掲載日:2017年08月19日 試乗インプレ・レビュー
取材・文・写真/野岸"ねぎ"泰之
Noodoeは専用のアプリをスマホに入れ、スマホと車体をBluetoothで接続することで使用が可能になる。バイクのメーターパネルに表示できるのは、時間、天気、目的地や仲間の位置を示すコンパス、速度計、スマホの通知表示。そしてバイクから離れたときには、自車の駐車位置をスマホのアプリ上で表示することもできる。
車両のメーターデザインはスマホ内で色や書体を選択可能。背景に自ら撮影した画像を使うこともできる。まずスマホアプリ上でメーターをデザインし、それを車両と同期することで車両のメーターがスマホ上でデザインしたものに変わるというわけだ。なお、メーターデザインはNoodoeクラウド上にアップロードされた他のライダーが公開したデザインを選択することもできる。
バイクをネットワークと結ぶシステムは他のメーカーでも検証や導入準備が進んでいるが、Noodoeは他に先駆けて実用化されたものと言える。今後、キムコの正規販売店の位置情報はもちろん、ライダーにとって有益な施設の位置情報などの反映も検討されていくようだ。個人所有のスマホの通信性能に左右されるシステムではあるが、こうしたバイクの可能性と利便性の追求は、装備や走りだけではない新たな車両の魅力となっていくのかもしれない。

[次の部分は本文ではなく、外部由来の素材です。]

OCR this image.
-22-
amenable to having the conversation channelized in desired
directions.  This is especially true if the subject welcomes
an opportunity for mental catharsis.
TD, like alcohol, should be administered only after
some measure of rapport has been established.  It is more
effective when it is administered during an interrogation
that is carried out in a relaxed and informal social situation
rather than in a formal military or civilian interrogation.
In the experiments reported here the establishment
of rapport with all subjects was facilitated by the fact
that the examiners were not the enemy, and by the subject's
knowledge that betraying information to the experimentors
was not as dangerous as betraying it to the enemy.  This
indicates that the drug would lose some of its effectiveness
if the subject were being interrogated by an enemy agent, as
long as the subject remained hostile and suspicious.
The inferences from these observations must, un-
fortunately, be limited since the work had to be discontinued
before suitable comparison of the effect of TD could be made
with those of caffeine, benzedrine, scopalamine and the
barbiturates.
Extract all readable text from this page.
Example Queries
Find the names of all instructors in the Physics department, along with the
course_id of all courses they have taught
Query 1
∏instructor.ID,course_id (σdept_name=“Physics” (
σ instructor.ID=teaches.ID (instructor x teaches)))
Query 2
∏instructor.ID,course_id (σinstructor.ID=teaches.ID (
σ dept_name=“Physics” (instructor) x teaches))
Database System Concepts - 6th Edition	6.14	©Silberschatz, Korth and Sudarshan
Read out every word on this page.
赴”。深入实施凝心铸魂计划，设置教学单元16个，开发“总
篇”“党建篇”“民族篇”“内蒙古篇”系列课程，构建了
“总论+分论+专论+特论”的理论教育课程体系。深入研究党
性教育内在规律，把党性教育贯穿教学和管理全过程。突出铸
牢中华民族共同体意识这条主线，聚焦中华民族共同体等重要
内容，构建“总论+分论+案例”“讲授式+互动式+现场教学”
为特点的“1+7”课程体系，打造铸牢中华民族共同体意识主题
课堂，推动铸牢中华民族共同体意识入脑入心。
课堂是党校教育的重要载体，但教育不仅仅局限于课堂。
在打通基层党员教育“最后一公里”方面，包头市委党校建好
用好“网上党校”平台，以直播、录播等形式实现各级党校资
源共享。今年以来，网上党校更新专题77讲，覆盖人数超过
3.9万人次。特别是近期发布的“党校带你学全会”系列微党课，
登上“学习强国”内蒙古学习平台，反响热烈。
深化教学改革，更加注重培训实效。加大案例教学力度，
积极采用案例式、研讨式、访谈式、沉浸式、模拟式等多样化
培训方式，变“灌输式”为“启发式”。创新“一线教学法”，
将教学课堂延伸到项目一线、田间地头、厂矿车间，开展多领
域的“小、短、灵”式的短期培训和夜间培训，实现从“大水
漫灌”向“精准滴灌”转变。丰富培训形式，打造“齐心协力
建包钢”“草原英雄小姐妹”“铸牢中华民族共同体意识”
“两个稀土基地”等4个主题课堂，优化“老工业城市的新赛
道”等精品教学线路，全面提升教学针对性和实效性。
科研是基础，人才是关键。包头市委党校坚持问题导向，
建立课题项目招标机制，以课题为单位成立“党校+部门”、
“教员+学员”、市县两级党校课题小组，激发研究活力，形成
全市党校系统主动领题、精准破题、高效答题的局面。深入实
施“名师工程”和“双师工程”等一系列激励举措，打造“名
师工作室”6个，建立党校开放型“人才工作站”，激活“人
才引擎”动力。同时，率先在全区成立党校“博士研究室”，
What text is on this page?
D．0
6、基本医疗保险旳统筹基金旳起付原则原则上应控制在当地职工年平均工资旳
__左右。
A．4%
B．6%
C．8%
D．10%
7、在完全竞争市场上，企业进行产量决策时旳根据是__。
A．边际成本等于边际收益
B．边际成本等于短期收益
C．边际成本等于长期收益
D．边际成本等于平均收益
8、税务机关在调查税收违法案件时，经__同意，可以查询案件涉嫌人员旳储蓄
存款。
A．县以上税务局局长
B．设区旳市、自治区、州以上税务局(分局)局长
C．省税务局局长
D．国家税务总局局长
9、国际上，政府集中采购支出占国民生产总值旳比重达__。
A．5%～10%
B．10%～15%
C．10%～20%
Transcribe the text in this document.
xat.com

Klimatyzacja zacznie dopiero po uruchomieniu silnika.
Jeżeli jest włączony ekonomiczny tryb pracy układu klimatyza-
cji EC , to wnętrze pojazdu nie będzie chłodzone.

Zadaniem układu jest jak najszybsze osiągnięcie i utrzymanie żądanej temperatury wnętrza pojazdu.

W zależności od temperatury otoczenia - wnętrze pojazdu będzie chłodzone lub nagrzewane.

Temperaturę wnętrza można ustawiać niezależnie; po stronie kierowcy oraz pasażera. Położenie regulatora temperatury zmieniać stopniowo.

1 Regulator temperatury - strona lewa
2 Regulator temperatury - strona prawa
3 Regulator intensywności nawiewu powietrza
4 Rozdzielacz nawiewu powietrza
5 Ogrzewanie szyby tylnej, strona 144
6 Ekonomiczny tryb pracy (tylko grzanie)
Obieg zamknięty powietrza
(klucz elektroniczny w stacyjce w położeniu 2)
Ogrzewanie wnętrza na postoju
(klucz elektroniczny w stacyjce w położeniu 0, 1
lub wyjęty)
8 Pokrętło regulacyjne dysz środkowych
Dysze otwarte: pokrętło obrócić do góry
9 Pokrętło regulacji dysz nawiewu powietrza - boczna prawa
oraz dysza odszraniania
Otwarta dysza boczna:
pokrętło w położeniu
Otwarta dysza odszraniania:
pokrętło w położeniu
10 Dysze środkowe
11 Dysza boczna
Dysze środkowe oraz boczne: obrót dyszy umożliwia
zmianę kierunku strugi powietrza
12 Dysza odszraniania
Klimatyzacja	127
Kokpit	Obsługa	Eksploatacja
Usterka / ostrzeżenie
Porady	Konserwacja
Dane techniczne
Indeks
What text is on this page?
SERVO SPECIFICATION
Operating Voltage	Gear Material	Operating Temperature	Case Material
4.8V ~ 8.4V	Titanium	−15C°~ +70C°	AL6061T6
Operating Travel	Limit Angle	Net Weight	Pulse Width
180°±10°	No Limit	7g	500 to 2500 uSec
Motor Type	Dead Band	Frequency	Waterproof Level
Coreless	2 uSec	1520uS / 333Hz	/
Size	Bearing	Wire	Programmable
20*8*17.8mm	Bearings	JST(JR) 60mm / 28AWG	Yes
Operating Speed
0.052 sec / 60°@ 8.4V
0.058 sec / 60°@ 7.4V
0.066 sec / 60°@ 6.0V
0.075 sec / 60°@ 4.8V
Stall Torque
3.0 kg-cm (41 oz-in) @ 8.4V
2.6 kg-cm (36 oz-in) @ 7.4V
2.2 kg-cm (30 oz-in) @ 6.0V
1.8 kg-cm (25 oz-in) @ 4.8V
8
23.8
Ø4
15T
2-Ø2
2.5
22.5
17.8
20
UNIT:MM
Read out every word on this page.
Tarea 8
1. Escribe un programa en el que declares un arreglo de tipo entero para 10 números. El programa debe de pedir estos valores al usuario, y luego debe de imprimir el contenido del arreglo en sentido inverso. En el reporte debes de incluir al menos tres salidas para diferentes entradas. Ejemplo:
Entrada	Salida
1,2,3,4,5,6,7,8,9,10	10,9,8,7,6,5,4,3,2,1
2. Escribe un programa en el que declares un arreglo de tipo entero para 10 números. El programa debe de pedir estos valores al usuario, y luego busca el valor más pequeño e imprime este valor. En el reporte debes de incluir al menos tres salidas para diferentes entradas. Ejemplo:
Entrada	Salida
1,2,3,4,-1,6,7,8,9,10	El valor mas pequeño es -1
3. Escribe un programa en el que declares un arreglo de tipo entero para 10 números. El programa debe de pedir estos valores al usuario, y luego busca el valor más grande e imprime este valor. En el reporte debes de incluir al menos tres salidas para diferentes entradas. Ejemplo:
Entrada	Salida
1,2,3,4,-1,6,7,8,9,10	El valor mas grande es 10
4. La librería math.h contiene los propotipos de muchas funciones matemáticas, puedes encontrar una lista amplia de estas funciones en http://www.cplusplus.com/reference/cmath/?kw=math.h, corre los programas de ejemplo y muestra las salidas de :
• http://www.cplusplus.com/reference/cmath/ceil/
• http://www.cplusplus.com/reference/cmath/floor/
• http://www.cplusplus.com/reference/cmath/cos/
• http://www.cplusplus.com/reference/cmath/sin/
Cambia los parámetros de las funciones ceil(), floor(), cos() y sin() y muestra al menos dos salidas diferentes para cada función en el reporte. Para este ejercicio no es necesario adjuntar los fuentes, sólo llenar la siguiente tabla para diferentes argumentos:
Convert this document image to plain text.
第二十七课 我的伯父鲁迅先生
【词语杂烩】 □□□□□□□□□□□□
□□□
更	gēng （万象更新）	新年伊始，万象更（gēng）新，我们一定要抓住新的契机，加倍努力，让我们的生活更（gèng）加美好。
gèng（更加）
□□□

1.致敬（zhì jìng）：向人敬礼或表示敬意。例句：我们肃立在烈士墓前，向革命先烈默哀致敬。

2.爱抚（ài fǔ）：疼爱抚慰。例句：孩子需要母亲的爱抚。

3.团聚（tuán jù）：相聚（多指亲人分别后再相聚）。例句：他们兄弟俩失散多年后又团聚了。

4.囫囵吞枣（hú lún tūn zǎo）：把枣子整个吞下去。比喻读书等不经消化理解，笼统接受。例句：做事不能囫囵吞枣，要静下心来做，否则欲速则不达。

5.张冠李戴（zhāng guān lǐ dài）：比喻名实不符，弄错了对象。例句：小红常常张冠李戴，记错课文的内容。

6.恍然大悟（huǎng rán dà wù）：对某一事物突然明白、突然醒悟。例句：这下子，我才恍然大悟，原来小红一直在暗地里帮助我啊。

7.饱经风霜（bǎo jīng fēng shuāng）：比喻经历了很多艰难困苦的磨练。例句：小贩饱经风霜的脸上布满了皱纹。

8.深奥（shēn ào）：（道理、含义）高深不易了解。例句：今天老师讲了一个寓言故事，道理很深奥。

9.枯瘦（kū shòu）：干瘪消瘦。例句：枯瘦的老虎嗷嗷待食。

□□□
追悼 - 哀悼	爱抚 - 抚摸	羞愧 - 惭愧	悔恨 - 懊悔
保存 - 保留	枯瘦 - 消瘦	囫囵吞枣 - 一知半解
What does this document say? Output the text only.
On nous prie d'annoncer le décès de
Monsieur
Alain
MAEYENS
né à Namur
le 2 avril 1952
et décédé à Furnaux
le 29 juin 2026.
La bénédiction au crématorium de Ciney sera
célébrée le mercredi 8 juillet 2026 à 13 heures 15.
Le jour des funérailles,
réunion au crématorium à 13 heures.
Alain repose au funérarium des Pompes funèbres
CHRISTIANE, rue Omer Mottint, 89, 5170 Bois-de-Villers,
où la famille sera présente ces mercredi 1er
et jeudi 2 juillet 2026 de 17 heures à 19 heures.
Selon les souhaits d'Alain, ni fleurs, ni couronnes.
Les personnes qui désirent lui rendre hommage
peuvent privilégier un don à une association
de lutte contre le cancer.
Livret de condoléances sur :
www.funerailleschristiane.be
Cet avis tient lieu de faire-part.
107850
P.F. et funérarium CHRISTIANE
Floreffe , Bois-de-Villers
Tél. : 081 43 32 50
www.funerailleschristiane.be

先進機能はメーターシステムだけにとどまらない。エンジンは軽量ピストンやローラーロッカーアーム、斧型の軽量クランクを採用。ケイヒン製のインジェクションシステムとの組み合わせで、アクセルレスポンスも良く、鋭いスタートダッシュを可能にしている。ゼロスタートからの加速では、125ccクラスのスクーターを置き去りにできる爽快感があり、その走りにストレスを感じることはないだろう。
走り出してから瞬く間に法定速度に車体を押し出してくれるエンジンは、よどみなく車体を高速域まで加速させていく。これはVVCSと呼ばれる油圧を利用した可変バルブ機構を備えているためで、低速時はトルク強化し、高速域に入るとパワー重視のセッティングにシフトするための比類ない伸びやかな加速といえるだろう。
コーナリング時の安定感も好印象だ。軽量化されたアルミ製メインフレームと下吊式のエンジンマウントによる低い重心位置により、不安なくバイクを左右に振ることができる。発表によれば40度以上という深いバンク角を実現しているというが、そこまで倒せる安定性があることの証でもあるだろう。足回りの前後バランスも良く、直線安定性やコーナリング中の自然な旋回力など、安心して運転できる足回りに仕上げられている。このレーシングS150は、先進の情報機能とスポーツモデルとしての走り、高速道路にも乗れる利便性を高次元でバランスさせた、スクーターの新時代を告げる意欲作といえるだろう。